In New Delhi’s Nehru Memorial Museum and Library there exists a wealth of documents, including tapes of conversation with one of the prime shapers of Nepal’s history, which indicates that happenings in the late 1940s have a direct link to the country’s first constituent assembly election on Thursday.
B.P. Koirala, Nepal’s first elected prime minister and one of the architects of the pro-democracy movement in 1950 that succeeded in ending the authoritarian regime of the dynastic Rana prime ministers, gave a series of interviews nearly 30 years ago unfolding the plan his Nepali Congress had at that time for the royal family.
However, the plan was demolished by India, which too was keen on bringing the royal family under its own control in order to have a better grip on Nepal’s politics.
Koirala headed the Nepali Congress (NC), now the biggest party in parliament and fighting the constituent assembly election.
However, in the 1940s, the party was flirting with an armed movement, much as the Maoists did in the 1990s, planning to overthrow the Rana prime ministers by waging a civil war.
“We had an army of 4,000-5,000,” Koirala, elder brother of current Nepal premier Girija Prasad Koirala, said in the interviews.
“We were planning a revolutionary movement.”
The wily leader sought the help of the army, always a key factor in Nepal’s politics.
The party approached a disgruntled senior army official, who was in charge of the second largest army contingent.
The battalion was posted in the hilly district of Palpa, close to Kathmandu, and it was there that Koirala planned to spirit away the then king Tribhuvan, a virtual prisoner of the Ranas.
“I am afraid the then Indian ambassador to Nepal C.P.N. Singh got wind of the plan,” Koirala said. “Singh wanted to take the king to New Delhi. Both of us wanted to bring the king under our control.”
However, when the NC sent a commando unit to secretly escort the king to Palpa, some of the soldiers were captured by the Rana government and tortured into revealing details of the plan.
“The king was troubled and felt we would not be able to guarantee his security,” Koirala said.
Subsequently, Tribhuvan decided to throw in his lot with India and escaped from the palace to the Indian embassy in Kathmandu with his son Mahendra and grandson Birendra.
The trio were flown to New Delhi by helicopter and India came to have a major say in Nepal’s politics.

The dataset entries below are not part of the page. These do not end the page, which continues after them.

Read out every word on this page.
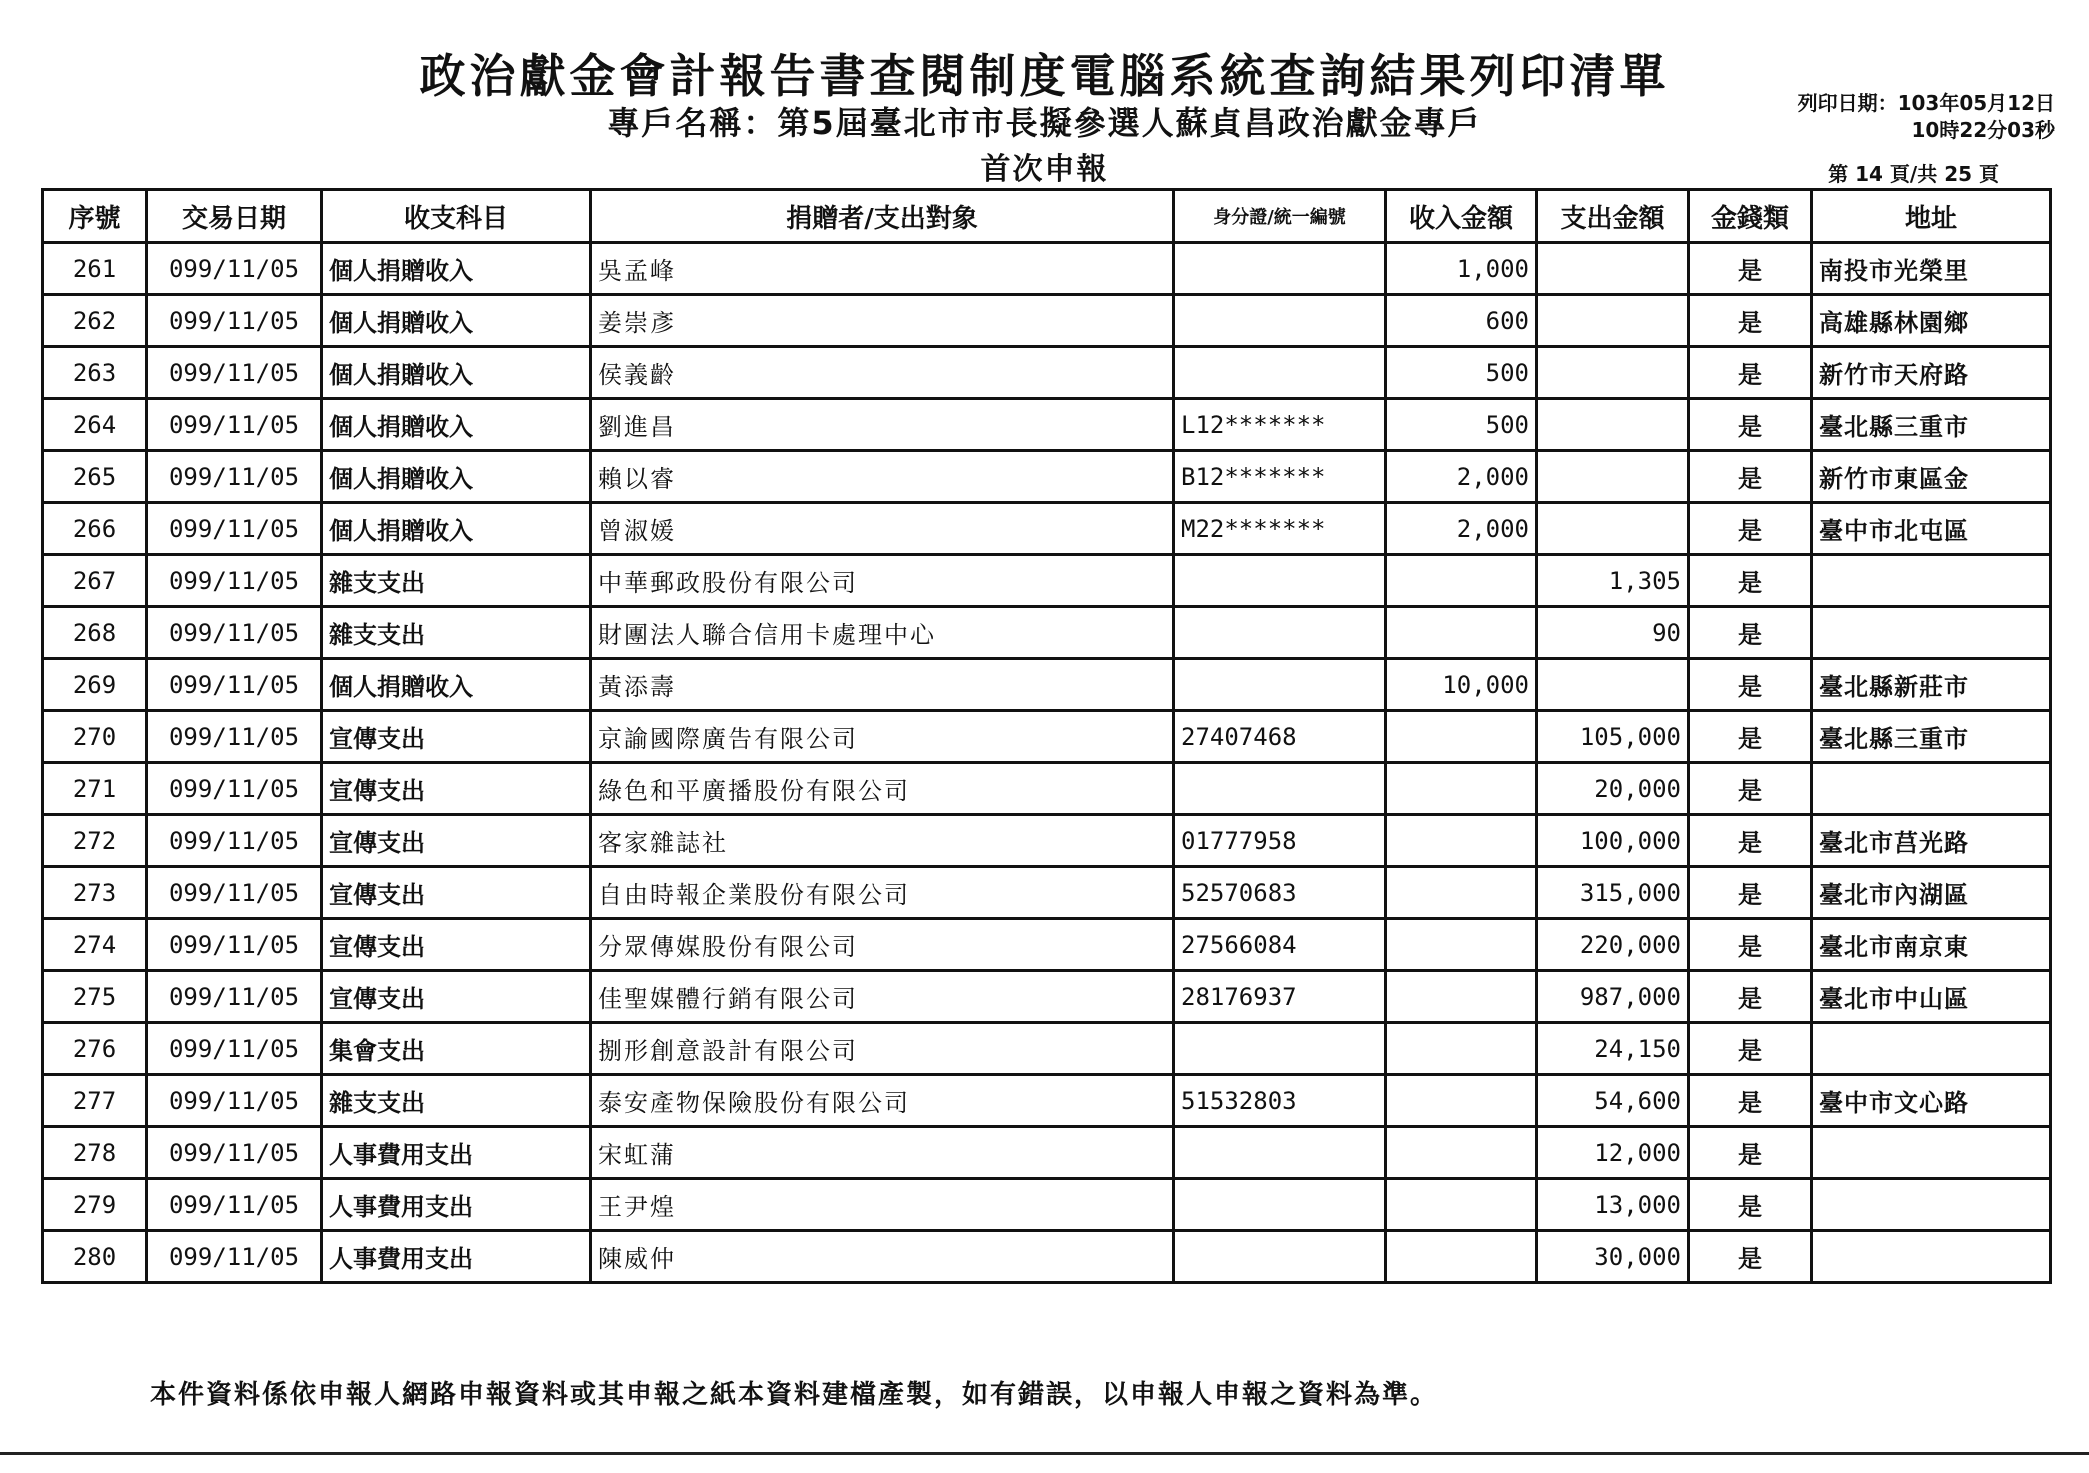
政治獻金會計報告書查閱制度電腦系統查詢結果列印清單
專戶名稱：第5屆臺北市市長擬參選人蘇貞昌政治獻金專戶
首次申報
列印日期：103年05月12日
10時22分03秒
第 14 頁/共 25 頁
序號	交易日期	收支科目	捐贈者/支出對象	身分證/統一編號	收入金額	支出金額	金錢類	地址
261	099/11/05	個人捐贈收入	吳孟峰		1,000		是	南投市光榮里
262	099/11/05	個人捐贈收入	姜崇彥		600		是	高雄縣林園鄉
263	099/11/05	個人捐贈收入	侯義齡		500		是	新竹市天府路
264	099/11/05	個人捐贈收入	劉進昌	L12*******	500		是	臺北縣三重市
265	099/11/05	個人捐贈收入	賴以睿	B12*******	2,000		是	新竹市東區金
266	099/11/05	個人捐贈收入	曾淑媛	M22*******	2,000		是	臺中市北屯區
267	099/11/05	雜支支出	中華郵政股份有限公司			1,305	是	
268	099/11/05	雜支支出	財團法人聯合信用卡處理中心			90	是	
269	099/11/05	個人捐贈收入	黃添壽		10,000		是	臺北縣新莊市
270	099/11/05	宣傳支出	京諭國際廣告有限公司	27407468		105,000	是	臺北縣三重市
271	099/11/05	宣傳支出	綠色和平廣播股份有限公司			20,000	是	
272	099/11/05	宣傳支出	客家雜誌社	01777958		100,000	是	臺北市莒光路
273	099/11/05	宣傳支出	自由時報企業股份有限公司	52570683		315,000	是	臺北市內湖區
274	099/11/05	宣傳支出	分眾傳媒股份有限公司	27566084		220,000	是	臺北市南京東
275	099/11/05	宣傳支出	佳聖媒體行銷有限公司	28176937		987,000	是	臺北市中山區
276	099/11/05	集會支出	捌形創意設計有限公司			24,150	是	
277	099/11/05	雜支支出	泰安產物保險股份有限公司	51532803		54,600	是	臺中市文心路
278	099/11/05	人事費用支出	宋虹蒲			12,000	是	
279	099/11/05	人事費用支出	王尹煌			13,000	是	
280	099/11/05	人事費用支出	陳威仲			30,000	是	
本件資料係依申報人網路申報資料或其申報之紙本資料建檔產製，如有錯誤，以申報人申報之資料為準。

The Ranas tried to downplay India’s influence and crowned the other minor grandson the fleeing king had left behind.
Thus, by a quirk of fate, Gyanendra, the current king, ascended the throne when he was barely four.
If his family had remained in Nepal, things could have taken a different turn.
Gyanendra might have never become king and subsequently, might have never tried to wrest absolute power with an army-backed coup in 2005 that triggered a public disenchantment with the royal family and gave a fillip to the Maoist demand for the constituent assembly election.